‘Black Panther: Wakanda Forever’ And Adaptations As Second Chances

by Frank Martin

Fandom gets pretty crazy when it comes to adaptations of their favorite properties — especially comic books. To a lot of fans, comics are a special medium. They are an art and storytelling form that holds weight and meaning, a format with a lot of history for outsiders who couldn’t find acceptance in other circles. So when adaptations deviate from source material held in high regard, it is often met with criticism. However, a lot of adaptations should be looked at as a second chance for many characters to do something new. New can be scary, but for characters who didn’t connect immediately with readers, it can also be a new way to look at them and find resonance.

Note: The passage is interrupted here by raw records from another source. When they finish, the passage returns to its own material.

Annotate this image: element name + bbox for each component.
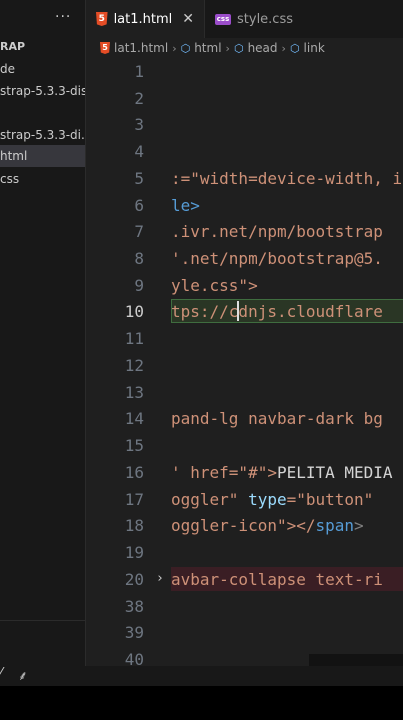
code-token: ' href="#"> [171, 463, 277, 482]
cube-icon: ⬡ [289, 41, 300, 55]
html5-icon: 5 [100, 42, 110, 54]
line-number: 8 [134, 249, 144, 268]
line-number: 17 [124, 490, 144, 509]
code-token: PELITA MEDIA [276, 463, 393, 482]
cube-icon: ⬡ [233, 41, 244, 55]
code-token: ="button" [286, 490, 374, 509]
chevron-right-icon: › [172, 41, 177, 55]
tab-style-css[interactable]: css style.css [205, 0, 303, 38]
line-number: 18 [124, 516, 144, 535]
line-number-current: 10 [124, 302, 144, 321]
code-token: oggler" [171, 490, 249, 509]
code-line: ' href="#">PELITA MEDIA [171, 463, 403, 482]
cube-icon: ⬡ [180, 41, 191, 55]
line-number: 15 [124, 436, 144, 455]
explorer-folder-header[interactable]: RAP [0, 40, 25, 53]
explorer-sidebar: ··· RAP de strap-5.3.3-dist strap-5.3.3-… [0, 0, 85, 686]
breadcrumb-item[interactable]: link [304, 41, 325, 55]
line-number: 38 [124, 597, 144, 616]
line-number: 39 [124, 623, 144, 642]
line-number: 5 [134, 169, 144, 188]
code-line: '.net/npm/bootstrap@5. [171, 249, 383, 268]
code-line: tps://cdnjs.cloudflare [171, 302, 383, 321]
tab-bar: 5 lat1.html ✕ css style.css [86, 0, 403, 38]
code-token: type [248, 490, 287, 509]
code-line: yle.css"> [171, 276, 258, 295]
code-token: oggler-icon"></ [171, 516, 316, 535]
text-cursor [237, 301, 239, 321]
tab-label: style.css [237, 11, 293, 27]
code-editor[interactable]: 1 2 3 4 5 6 7 8 9 10 11 12 13 14 15 16 1… [86, 58, 403, 669]
line-number: 1 [134, 62, 144, 81]
html5-icon: 5 [96, 12, 108, 26]
chevron-right-icon: › [225, 41, 230, 55]
code-line: pand-lg navbar-dark bg [171, 409, 383, 428]
line-number: 13 [124, 383, 144, 402]
line-number: 16 [124, 463, 144, 482]
code-line: .ivr.net/npm/bootstrap [171, 222, 383, 241]
line-number: 20 [124, 570, 144, 589]
more-actions-icon[interactable]: ··· [55, 9, 71, 25]
explorer-item[interactable]: strap-5.3.3-dist [0, 84, 85, 98]
breadcrumb-item[interactable]: head [248, 41, 278, 55]
status-item-icon[interactable]: ⁄ [0, 666, 2, 681]
brush-icon[interactable]: ⸙ [18, 666, 28, 684]
line-number: 4 [134, 142, 144, 161]
line-number: 14 [124, 409, 144, 428]
chevron-right-icon: › [281, 41, 286, 55]
explorer-item-selected[interactable]: html [0, 145, 85, 167]
line-number: 11 [124, 329, 144, 348]
code-line: :="width=device-width, i [171, 169, 403, 188]
breadcrumb-item[interactable]: lat1.html [114, 41, 168, 55]
code-token: span [315, 516, 355, 535]
breadcrumb-item[interactable]: html [194, 41, 221, 55]
line-number: 6 [134, 196, 144, 215]
css-icon: css [215, 13, 231, 25]
close-icon[interactable]: ✕ [182, 11, 194, 27]
breadcrumb: 5 lat1.html › ⬡ html › ⬡ head › ⬡ link [86, 38, 403, 58]
line-number: 40 [124, 650, 144, 669]
tab-label: lat1.html [113, 11, 173, 27]
code-line: avbar-collapse text-ri [171, 570, 383, 589]
explorer-item[interactable]: de [0, 62, 15, 76]
line-number: 2 [134, 89, 144, 108]
code-line: oggler-icon"></span> [171, 516, 403, 535]
status-bar-fragment [309, 654, 403, 666]
explorer-item[interactable]: css [0, 172, 19, 186]
line-number: 9 [134, 276, 144, 295]
bottom-black-bar [0, 686, 403, 720]
code-line: le> [171, 196, 200, 215]
line-number: 12 [124, 356, 144, 375]
line-number: 19 [124, 543, 144, 562]
code-line: oggler" type="button" [171, 490, 403, 509]
line-number: 7 [134, 222, 144, 241]
fold-chevron-icon[interactable]: › [156, 571, 164, 586]
sidebar-divider [0, 620, 85, 621]
line-number: 3 [134, 115, 144, 134]
editor-area: 5 lat1.html ✕ css style.css 5 lat1.html … [85, 0, 403, 669]
tab-lat1-html[interactable]: 5 lat1.html ✕ [86, 0, 204, 38]
explorer-item[interactable]: strap-5.3.3-di... [0, 128, 85, 142]
code-token: > [354, 516, 364, 535]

Speaking from personal experience, this is how I felt in regards to Riri Williams. In her first comic book appearance, Riri essentially took over the Invincible Iron Man book from Tony Stark. He was on his own interesting and engaging plot line. When Riri showed up, it wasn’t natural. It had nothing to do with the main plot and her inclusion felt forced; as if the entire point of the book was merely to introduce this side character that would slowly take over the Iron Man role. This turned me off from the character completely and my opinion of her never recovered.

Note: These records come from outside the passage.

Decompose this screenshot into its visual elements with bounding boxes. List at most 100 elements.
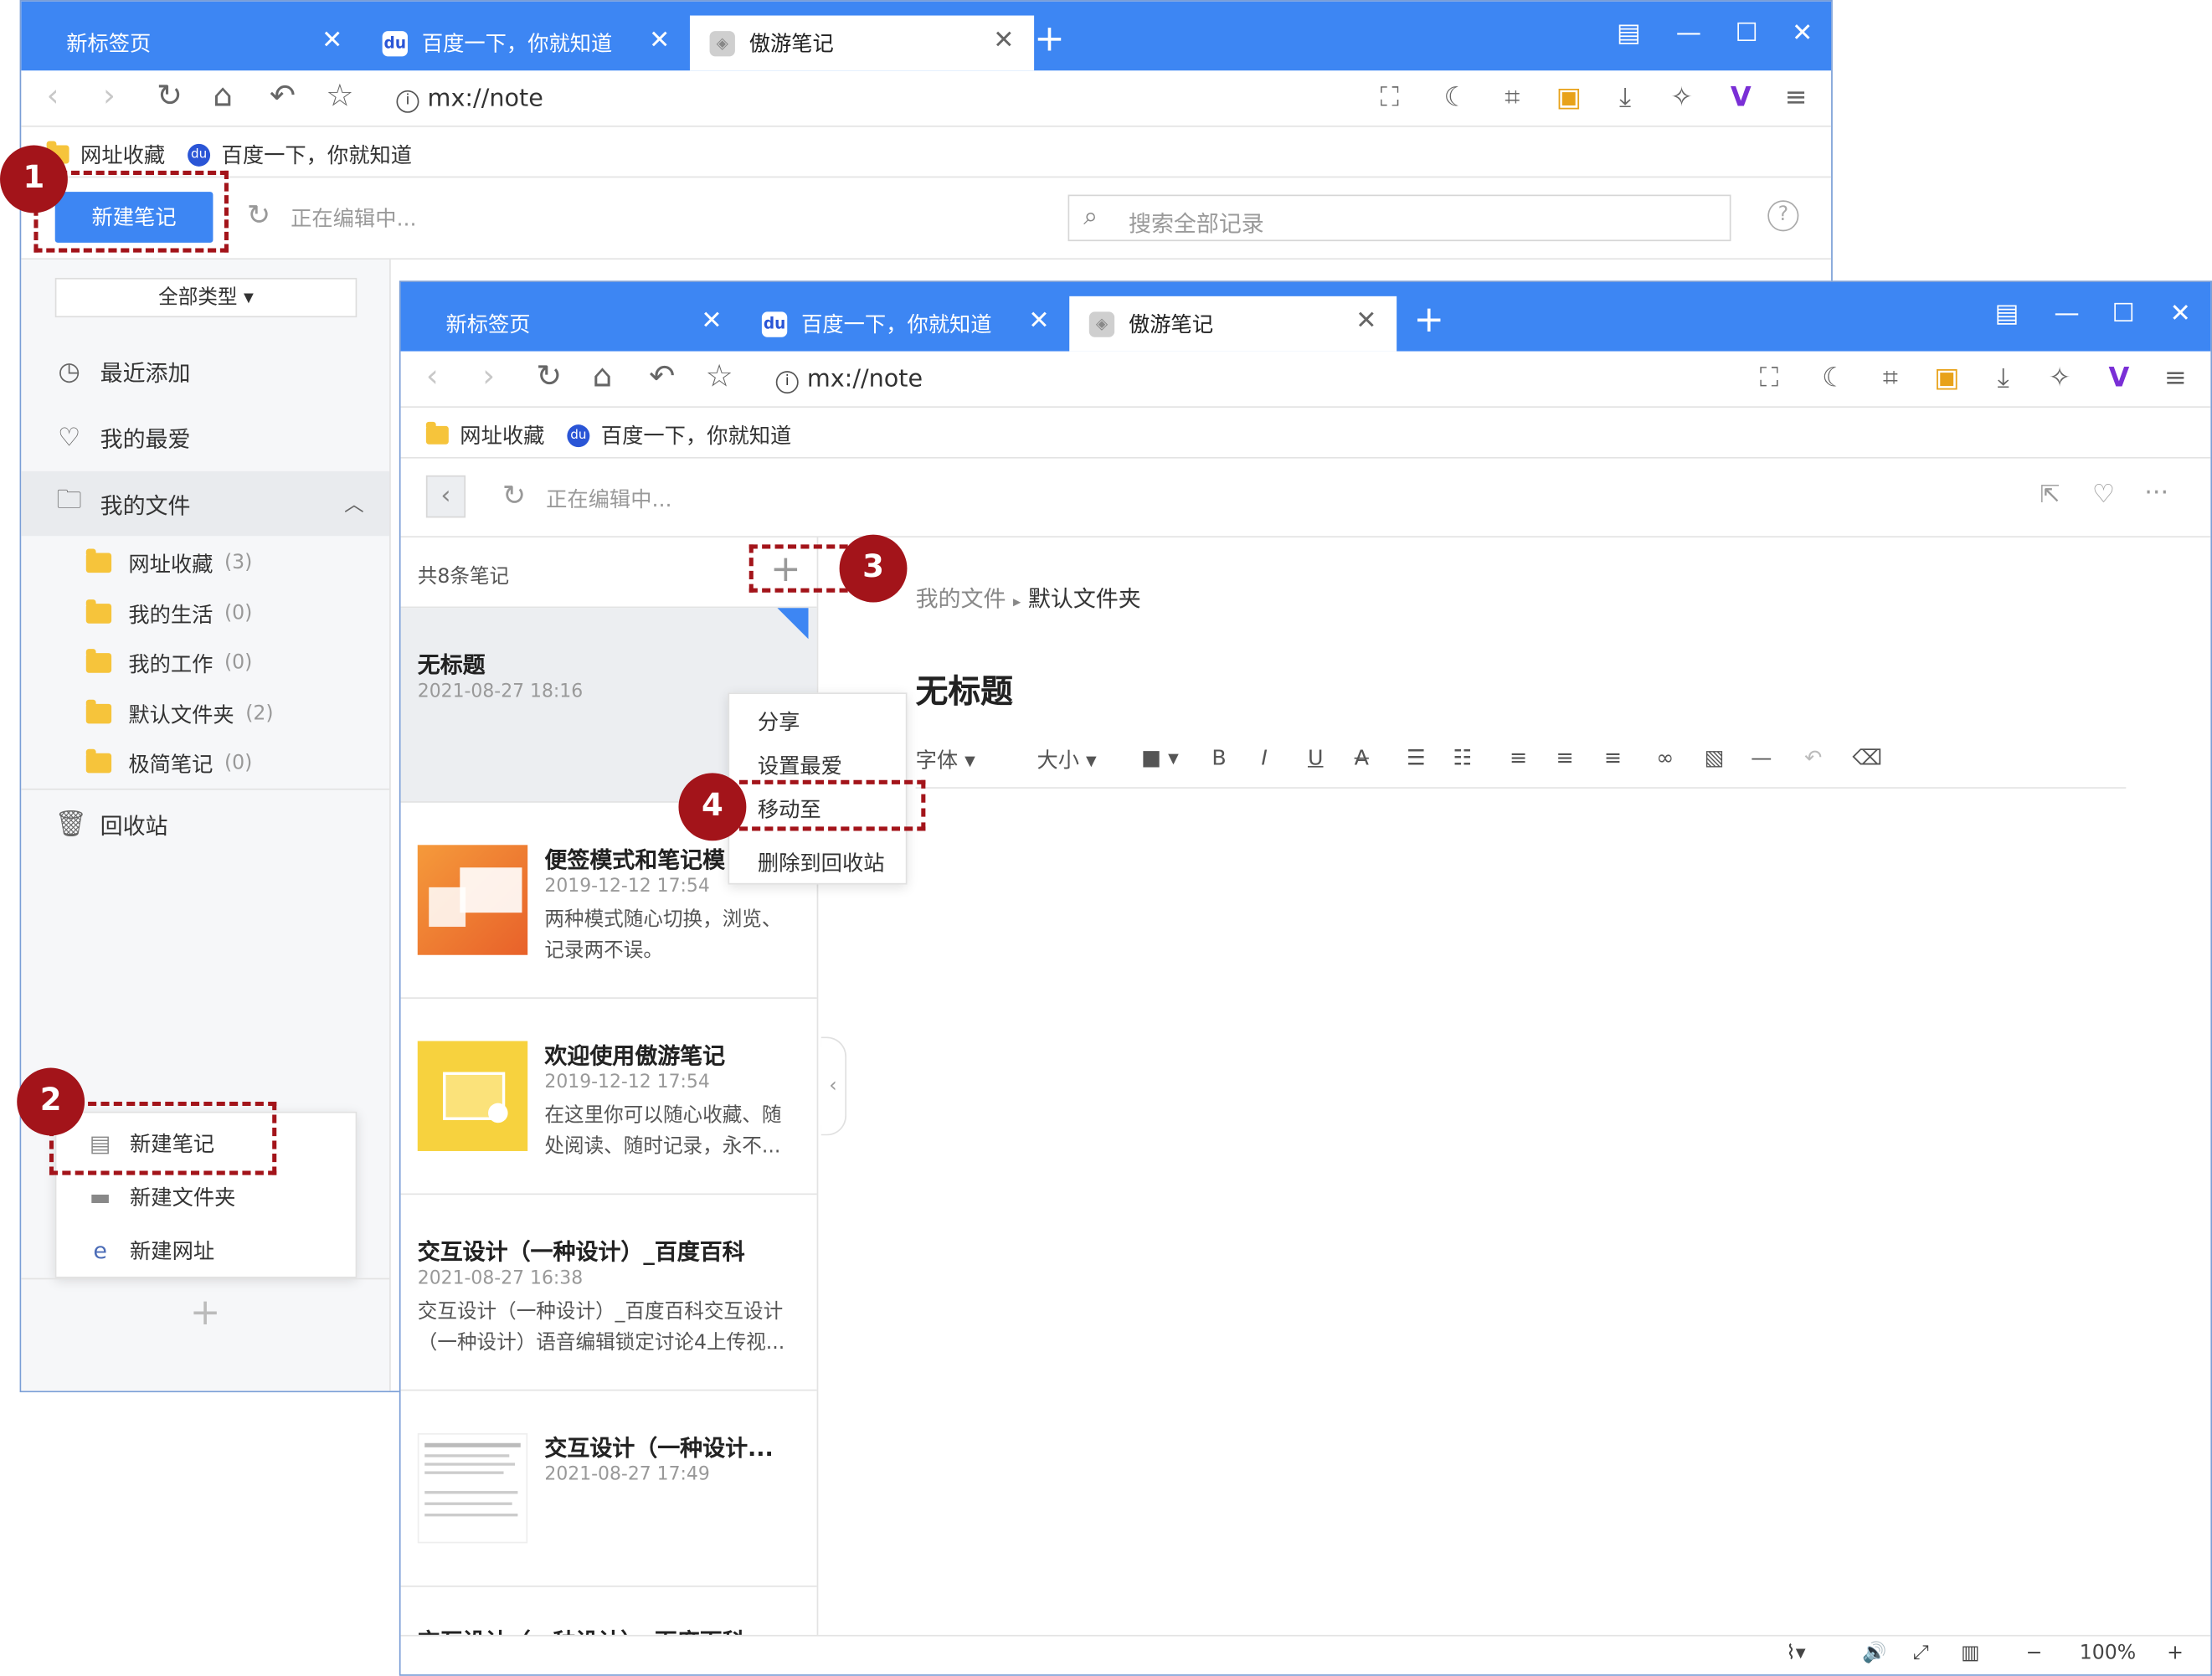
font-family-select[interactable]: 字体 ▾ [916,745,975,774]
star-icon[interactable]: ☆ [326,79,353,116]
layout-icon[interactable]: ▤ [1617,18,1641,49]
split-view-icon[interactable]: ▥ [1961,1642,1979,1664]
link-icon[interactable]: ∞ [1656,745,1674,770]
translate-icon[interactable]: ⛶ [1752,361,1786,394]
forward-icon[interactable]: › [482,360,495,397]
type-filter-select[interactable]: 全部类型 ▾ [54,277,358,318]
ordered-list-icon[interactable]: ☰ [1407,745,1426,770]
menu-icon[interactable]: ≡ [1779,80,1813,114]
folder-item[interactable]: 我的生活 (0) [21,589,389,640]
volume-icon[interactable]: 🔊 [1862,1642,1886,1664]
align-center-icon[interactable]: ≡ [1556,745,1574,770]
sidebar-item-trash[interactable]: 🗑 回收站 [21,791,389,856]
horizontal-rule-icon[interactable]: — [1751,745,1772,770]
search-input[interactable]: 搜索全部记录 [1129,204,1264,238]
back-icon[interactable]: ‹ [426,360,439,397]
add-button[interactable]: + [21,1278,390,1349]
tab-notes[interactable]: ◈ 傲游笔记 ✕ [1069,296,1397,352]
new-tab-button[interactable]: + [1413,299,1444,342]
close-window-icon[interactable]: ✕ [1792,18,1813,49]
performance-icon[interactable]: ⌇▾ [1786,1642,1805,1664]
undo-icon[interactable]: ↶ [1804,745,1822,770]
download-icon[interactable]: ⤓ [1986,361,2019,394]
sidebar-item-my-files[interactable]: 🗀 我的文件 ︿ [21,470,390,537]
folder-item[interactable]: 我的工作 (0) [21,638,389,689]
vivaldi-icon[interactable]: V [2102,361,2136,394]
sidebar-item-recent[interactable]: ◷ 最近添加 [21,338,389,404]
reload-icon[interactable]: ↻ [536,360,562,397]
menu-new-url[interactable]: e 新建网址 [56,1223,355,1277]
text-color-picker[interactable]: ■ ▾ [1141,745,1179,770]
note-item[interactable]: 交互设计（一种设计）_百度百科 2021-08-27 16:38 交互设计（一种… [400,1195,817,1391]
breadcrumb-parent[interactable]: 我的文件 [916,585,1006,612]
home-icon[interactable]: ⌂ [213,79,233,116]
layout-icon[interactable]: ▤ [1995,299,2019,330]
minimize-icon[interactable]: — [2054,299,2079,330]
note-item[interactable]: 欢迎使用傲游笔记 2019-12-12 17:54 在这里你可以随心收藏、随处阅… [400,999,817,1195]
image-icon[interactable]: ▧ [1704,745,1724,770]
undo-close-icon[interactable]: ↶ [270,79,296,116]
align-left-icon[interactable]: ≡ [1510,745,1527,770]
menu-icon[interactable]: ≡ [2158,361,2192,394]
home-icon[interactable]: ⌂ [593,360,613,397]
close-tab-icon[interactable]: ✕ [1355,308,1376,334]
breadcrumb-current[interactable]: 默认文件夹 [1028,585,1141,612]
new-tab-button[interactable]: + [1034,18,1065,61]
tab-notes[interactable]: ◈ 傲游笔记 ✕ [689,15,1035,71]
extensions-icon[interactable]: ✧ [1664,80,1698,114]
strikethrough-button[interactable]: A [1355,745,1369,770]
night-mode-icon[interactable]: ☾ [1439,80,1473,114]
close-window-icon[interactable]: ✕ [2170,299,2191,330]
notes-ext-icon[interactable]: ▣ [1551,80,1585,114]
tab-new-tab[interactable]: 新标签页 ✕ [35,16,363,71]
bold-button[interactable]: B [1211,745,1226,770]
night-mode-icon[interactable]: ☾ [1817,361,1850,394]
translate-icon[interactable]: ⛶ [1373,80,1407,114]
heart-icon[interactable]: ♡ [2092,480,2115,509]
menu-delete-to-trash[interactable]: 删除到回收站 [729,835,906,889]
folder-item[interactable]: 网址收藏 (3) [21,537,389,589]
address-bar[interactable]: i mx://note [396,83,543,114]
bullet-list-icon[interactable]: ☷ [1453,745,1473,770]
crop-icon[interactable]: ⌗ [1874,361,1907,394]
note-item[interactable]: 交互设计（一种设计... 2021-08-27 17:49 [400,1391,817,1587]
vivaldi-icon[interactable]: V [1724,80,1757,114]
more-icon[interactable]: ··· [2144,478,2168,507]
zoom-out-button[interactable]: − [2026,1642,2043,1664]
extensions-icon[interactable]: ✧ [2043,361,2076,394]
close-tab-icon[interactable]: ✕ [993,28,1014,54]
font-size-select[interactable]: 大小 ▾ [1037,745,1096,774]
collapse-sidebar-button[interactable]: ‹ [425,475,466,518]
close-tab-icon[interactable]: ✕ [1028,308,1049,334]
tab-new-tab[interactable]: 新标签页 ✕ [414,296,742,352]
fullscreen-icon[interactable]: ⤢ [1913,1642,1929,1664]
undo-close-icon[interactable]: ↶ [649,360,675,397]
align-right-icon[interactable]: ≡ [1604,745,1622,770]
maximize-icon[interactable]: ☐ [1736,18,1758,49]
help-icon[interactable]: ? [1767,200,1799,232]
close-tab-icon[interactable]: ✕ [701,308,722,334]
back-icon[interactable]: ‹ [47,79,59,116]
reload-icon[interactable]: ↻ [157,79,183,116]
folder-item[interactable]: 极简笔记 (0) [21,738,389,789]
forward-icon[interactable]: › [103,79,116,116]
tab-baidu[interactable]: du 百度一下，你就知道 ✕ [742,296,1069,352]
share-icon[interactable]: ⇱ [2040,481,2060,510]
editor-title[interactable]: 无标题 [916,665,1013,712]
crop-icon[interactable]: ⌗ [1495,80,1529,114]
maximize-icon[interactable]: ☐ [2112,299,2134,330]
bookmark-folder[interactable]: 网址收藏 [425,420,544,450]
chevron-up-icon[interactable]: ︿ [344,490,364,518]
bookmark-baidu[interactable]: du 百度一下，你就知道 [188,140,412,169]
address-bar[interactable]: i mx://note [775,364,923,395]
tab-baidu[interactable]: du 百度一下，你就知道 ✕ [363,16,690,71]
close-tab-icon[interactable]: ✕ [649,28,670,54]
bookmark-baidu[interactable]: du 百度一下，你就知道 [567,420,791,450]
close-tab-icon[interactable]: ✕ [322,28,342,54]
menu-new-folder[interactable]: ▬ 新建文件夹 [56,1170,355,1223]
folder-item[interactable]: 默认文件夹 (2) [21,688,389,739]
download-icon[interactable]: ⤓ [1608,80,1642,114]
notes-ext-icon[interactable]: ▣ [1930,361,1963,394]
sidebar-item-favorites[interactable]: ♡ 我的最爱 [21,405,389,470]
zoom-in-button[interactable]: + [2167,1642,2184,1664]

So obviously, I wasn’t looking forward to seeing her in the Marvel Cinematic Universe, specifically with her debut in Black Panther: Wakanda Forever and her own Disney+ show (played in both by actor Dominique Thorne). Nevertheless, Wakanda Forever was an opportunity for the character to be introduced in a new way. She was not forced into the film. Instead, her inclusion was a natural fit for both the storyline and the characters. Also, the changes made in adapting her to the MCU were a second chance for me to connect with the character and form a new opinion of her. So fans should definitely meet adaptations with an open mind in order to not just experience something new but give a second chance to characters they might have been standoffish against.

Black Panther: Wakanda Forever is now in theaters.